Research on Moving Target Tracking Based on FDRIG Optical Flow

Abstract

Aiming at the problem of moving target recognition, a moving target tracking model based on FDRIG optical flow is proposed. First, the optical flow equation was analyzed from the theory of optical flow. Then, with the energy functional minimization, the FDRIG optical flow technique was proposed. Taking a road section of a university campus as an experimental section, 30 vehicle motion sequence images were considered as objects to form a vehicle motion sequence image with a complex background. The proposed FDRIG optical flow was used to calculate the vehicle motion optical flow field by the Halcon software. Comparable with the classic Horn and Schunck (HS) and Lucas and Kande (LK) optical flow algorithm, the monitoring results proved that the FDRIG optical flow was highly precise and fast when tracking a moving target. The Ettlinger Tor traffic scene was then taken as the second experimental object; FDRIG optical flow was used to analyze vehicle motion. The superior performance of the FDRIG optical flow was further verified. The whole research work shows that FDRIG optical flow has good performance and speed in tracking moving targets and can be used to monitor complex target motion information in real-time.

1. Introduction

Moving target tracking is a hotspot of computer image processing research and is widely used to monitor intelligent traffic and robot motion. At present, the main methods for tracking and calculating moving targets are the frame difference method, background subtraction, optical flow method, etc. [1,2,3,4]. Among them, the optical flow method can provide target recognition, matching and tracking [5,6,7]. It can provide the two-dimensional motion information of the moving target. Therefore, the optical flow method provides an effective measuring means for vision-based moving target analysis and behavior understanding. Since Horn and Schunck [8] proposed that optical flow could be used to estimate the motion between a pair of frames, many works have emerged to track moving objects by estimating optical flow. Mohamed et al. [9] proposed applying local derivative pattern (LDP) features to calculate the optical flow and transform images from gray space to light insensitive space in order. Bao et al. [10] presented a fast optical flow method for handling large displacement motions by exploiting the randomized propagation of self-similarity patterns and correspondence offsets.

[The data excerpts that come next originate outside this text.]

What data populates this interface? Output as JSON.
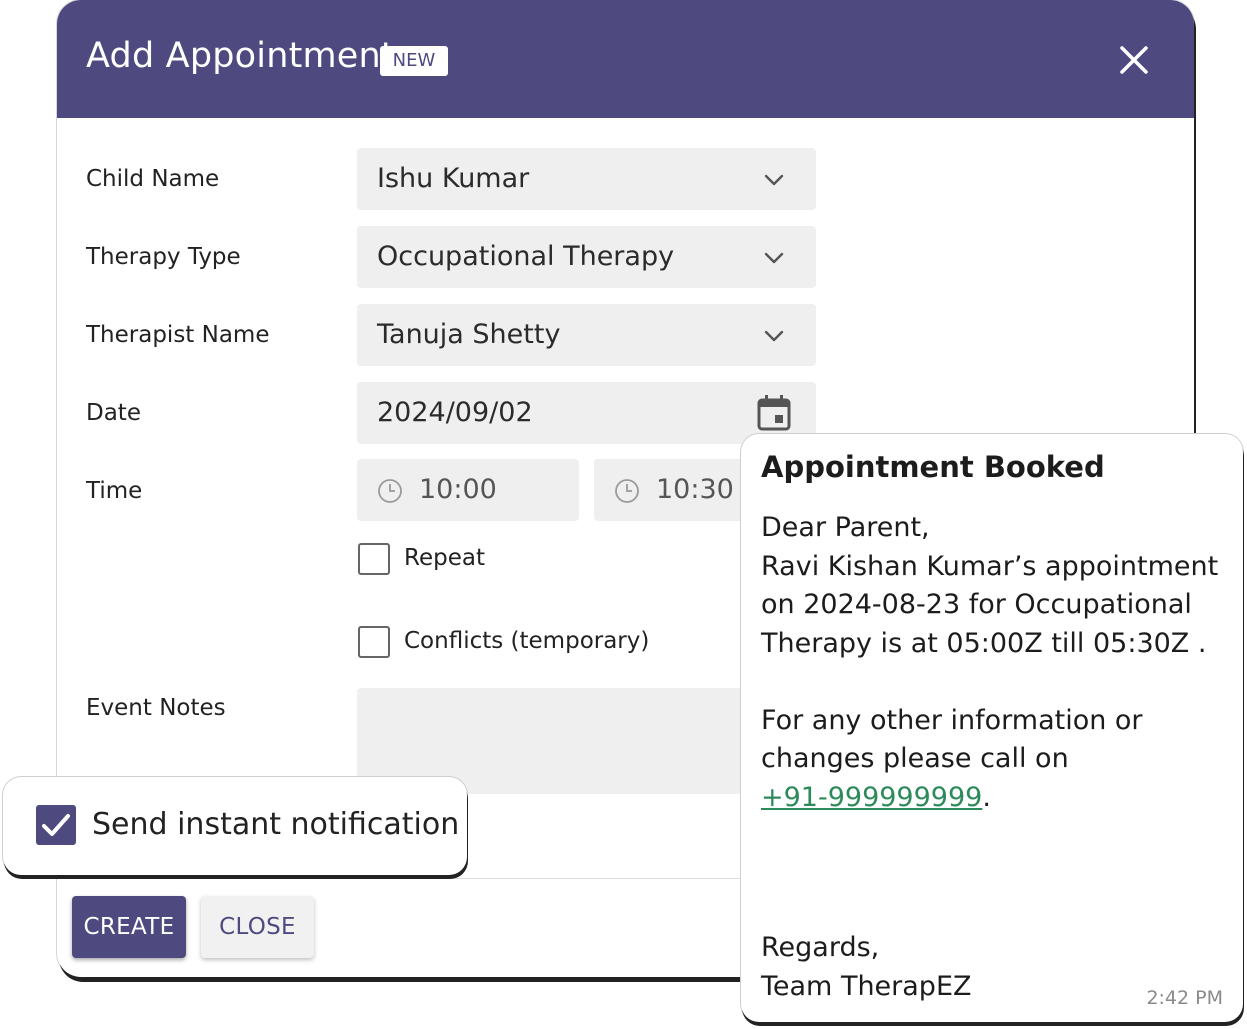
{
  "modal": {
    "title": "Add Appointment",
    "badge": "NEW",
    "header_color": "#4e4a80",
    "close_icon": "close-icon"
  },
  "form": {
    "child_name": {
      "label": "Child Name",
      "value": "Ishu Kumar"
    },
    "therapy_type": {
      "label": "Therapy Type",
      "value": "Occupational Therapy"
    },
    "therapist_name": {
      "label": "Therapist Name",
      "value": "Tanuja Shetty"
    },
    "date": {
      "label": "Date",
      "value": "2024/09/02",
      "icon": "calendar-icon"
    },
    "time": {
      "label": "Time",
      "start": "10:00",
      "end": "10:30",
      "icon": "clock-icon"
    },
    "repeat": {
      "label": "Repeat",
      "checked": false
    },
    "conflicts": {
      "label": "Conflicts (temporary)",
      "checked": false
    },
    "event_notes": {
      "label": "Event Notes",
      "value": ""
    }
  },
  "notification": {
    "label": "Send instant notification",
    "checked": true
  },
  "buttons": {
    "create": "CREATE",
    "close": "CLOSE"
  },
  "message": {
    "title": "Appointment Booked",
    "greeting": "Dear Parent,",
    "body_lines": [
      "Ravi Kishan Kumar’s appointment",
      "on 2024-08-23 for Occupational",
      "Therapy  is at 05:00Z till 05:30Z ."
    ],
    "info_lines": [
      "For any other information or",
      "changes please call on"
    ],
    "phone": "+91-999999999",
    "phone_suffix": ".",
    "regards": "Regards,",
    "team": "Team TherapEZ",
    "time": "2:42 PM",
    "link_color": "#2d8a5a"
  }
}
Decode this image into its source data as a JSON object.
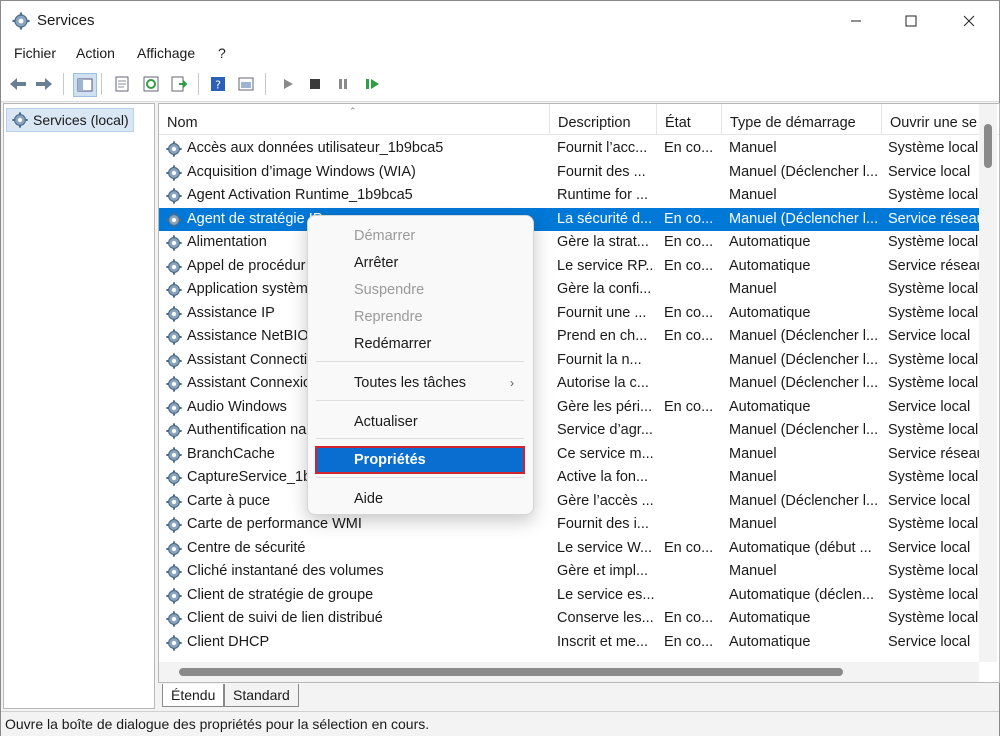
{
  "window": {
    "title": "Services"
  },
  "menu": [
    "Fichier",
    "Action",
    "Affichage",
    "?"
  ],
  "tree": {
    "root_label": "Services (local)"
  },
  "columns": [
    "Nom",
    "Description",
    "État",
    "Type de démarrage",
    "Ouvrir une se"
  ],
  "rows": [
    [
      "Accès aux données utilisateur_1b9bca5",
      "Fournit l’acc...",
      "En co...",
      "Manuel",
      "Système local"
    ],
    [
      "Acquisition d’image Windows (WIA)",
      "Fournit des ...",
      "",
      "Manuel (Déclencher l...",
      "Service local"
    ],
    [
      "Agent Activation Runtime_1b9bca5",
      "Runtime for ...",
      "",
      "Manuel",
      "Système local"
    ],
    [
      "Agent de stratégie IP",
      "La sécurité d...",
      "En co...",
      "Manuel (Déclencher l...",
      "Service réseau"
    ],
    [
      "Alimentation",
      "Gère la strat...",
      "En co...",
      "Automatique",
      "Système local"
    ],
    [
      "Appel de procédur",
      "Le service RP...",
      "En co...",
      "Automatique",
      "Service réseau"
    ],
    [
      "Application systèm",
      "Gère la confi...",
      "",
      "Manuel",
      "Système local"
    ],
    [
      "Assistance IP",
      "Fournit une ...",
      "En co...",
      "Automatique",
      "Système local"
    ],
    [
      "Assistance NetBIOS",
      "Prend en ch...",
      "En co...",
      "Manuel (Déclencher l...",
      "Service local"
    ],
    [
      "Assistant Connecti",
      "Fournit la n...",
      "",
      "Manuel (Déclencher l...",
      "Système local"
    ],
    [
      "Assistant Connexic",
      "Autorise la c...",
      "",
      "Manuel (Déclencher l...",
      "Système local"
    ],
    [
      "Audio Windows",
      "Gère les péri...",
      "En co...",
      "Automatique",
      "Service local"
    ],
    [
      "Authentification na",
      "Service d’agr...",
      "",
      "Manuel (Déclencher l...",
      "Système local"
    ],
    [
      "BranchCache",
      "Ce service m...",
      "",
      "Manuel",
      "Service réseau"
    ],
    [
      "CaptureService_1b",
      "Active la fon...",
      "",
      "Manuel",
      "Système local"
    ],
    [
      "Carte à puce",
      "Gère l’accès ...",
      "",
      "Manuel (Déclencher l...",
      "Service local"
    ],
    [
      "Carte de performance WMI",
      "Fournit des i...",
      "",
      "Manuel",
      "Système local"
    ],
    [
      "Centre de sécurité",
      "Le service W...",
      "En co...",
      "Automatique (début ...",
      "Service local"
    ],
    [
      "Cliché instantané des volumes",
      "Gère et impl...",
      "",
      "Manuel",
      "Système local"
    ],
    [
      "Client de stratégie de groupe",
      "Le service es...",
      "",
      "Automatique (déclen...",
      "Système local"
    ],
    [
      "Client de suivi de lien distribué",
      "Conserve les...",
      "En co...",
      "Automatique",
      "Système local"
    ],
    [
      "Client DHCP",
      "Inscrit et me...",
      "En co...",
      "Automatique",
      "Service local"
    ]
  ],
  "selected_row_index": 3,
  "context_menu": {
    "items": [
      "Démarrer",
      "Arrêter",
      "Suspendre",
      "Reprendre",
      "Redémarrer",
      "Toutes les tâches",
      "Actualiser",
      "Propriétés",
      "Aide"
    ],
    "disabled": [
      "Démarrer",
      "Suspendre",
      "Reprendre"
    ],
    "highlighted": "Propriétés",
    "submenu_arrow": "›"
  },
  "tabs": [
    "Étendu",
    "Standard"
  ],
  "status": "Ouvre la boîte de dialogue des propriétés pour la sélection en cours.",
  "colors": {
    "selection": "#0078d7",
    "highlight_border": "#d1242f"
  },
  "icons": [
    "gear-icon",
    "back-icon",
    "forward-icon",
    "play-icon",
    "stop-icon",
    "pause-icon",
    "restart-icon"
  ]
}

However, some methods and models tracking moving targets are essentially based on improving HS optical flow algorithm, and few studies can perfectly eliminate the sensitive problem of HS optical flow algorithm in complex background noise. In this paper, an optical flow calculation model of FDRIG is proposed, and Halcon software is used as the development environment to realize the moving target extraction and tracking based on FDRIG optical flow. The FDRIG optical flow algorithm is applied to vehicle motion tracking through experiments. The algorithm, HS algorithm and LK algorithm are compared, which proved that FDRIG optical flow technology can extract moving target optical flow information under complex background.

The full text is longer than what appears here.